2.4.1- Werking van de alvleesklier

alvleesklier

Alvleesklier (pancreas)

De alvleesklier produceert 1,2 liter alvleeskliersap per dag. In dit sap zitten spijsverteringsenzymen die de dunne darm helpt suikers, eiwitten en vetten uit het voedsel te halen. Het pancreassap wordt via kleine buisjes afgevoerd die samenkomen tot één grote afvoerbuis en uitmondt in de twaalfvingerige darm. Deze plek die ongeveer 10 cm voorbij de sluitspier van de maag ligt wordt Papil van Vater genoemd.

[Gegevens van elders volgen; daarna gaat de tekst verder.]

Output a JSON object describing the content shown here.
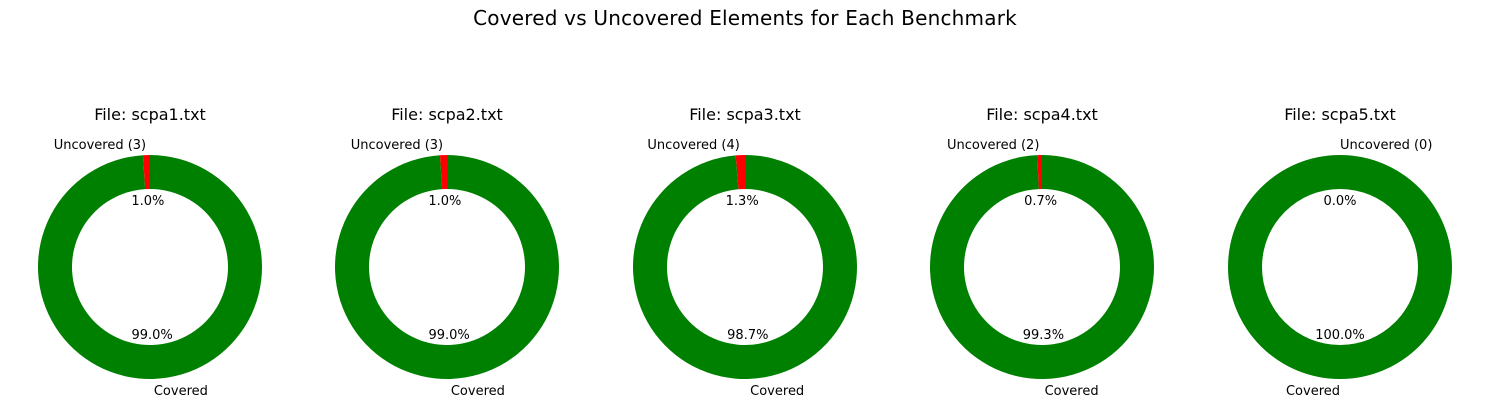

De alvleesklier maakt ook de hormonen insuline en glucagon. Dit zijn de “Eilandjes van Langerhans”. Deze kliertjes geven hun hormonen af aan het bloed en houden de bloedsuikerspiegel in evenwicht. De alvleesklier is een langgerekte trosvormige klier. De alvleesklier ligt linksachter in de bovenbuik, vlak voor de wervelkolom.

De alvleesklier heeft een endocriene en exocriene functie. De endocriene functie heeft een belangrijke rol bij het regelen van de bloedsuikerspiegel. De exocriene functie bij de vertering van het voedsel.

Wanneer de alvleesklier niet goed werkt, is dit vaak direct merkbaar. De klachten zijn buikpijn, misselijkheid, braken en diarree. Omdat de spijsvertering verstoord is, worden belangrijke voedingsstoffen niet opgenomen door de dunne darm. Deze voedingsstoffen verlaten samen met de ontlasting (diarree) het lichaam. Dit leidt tot verzwakking en vermagering (Alvleeskliervereniging,2019).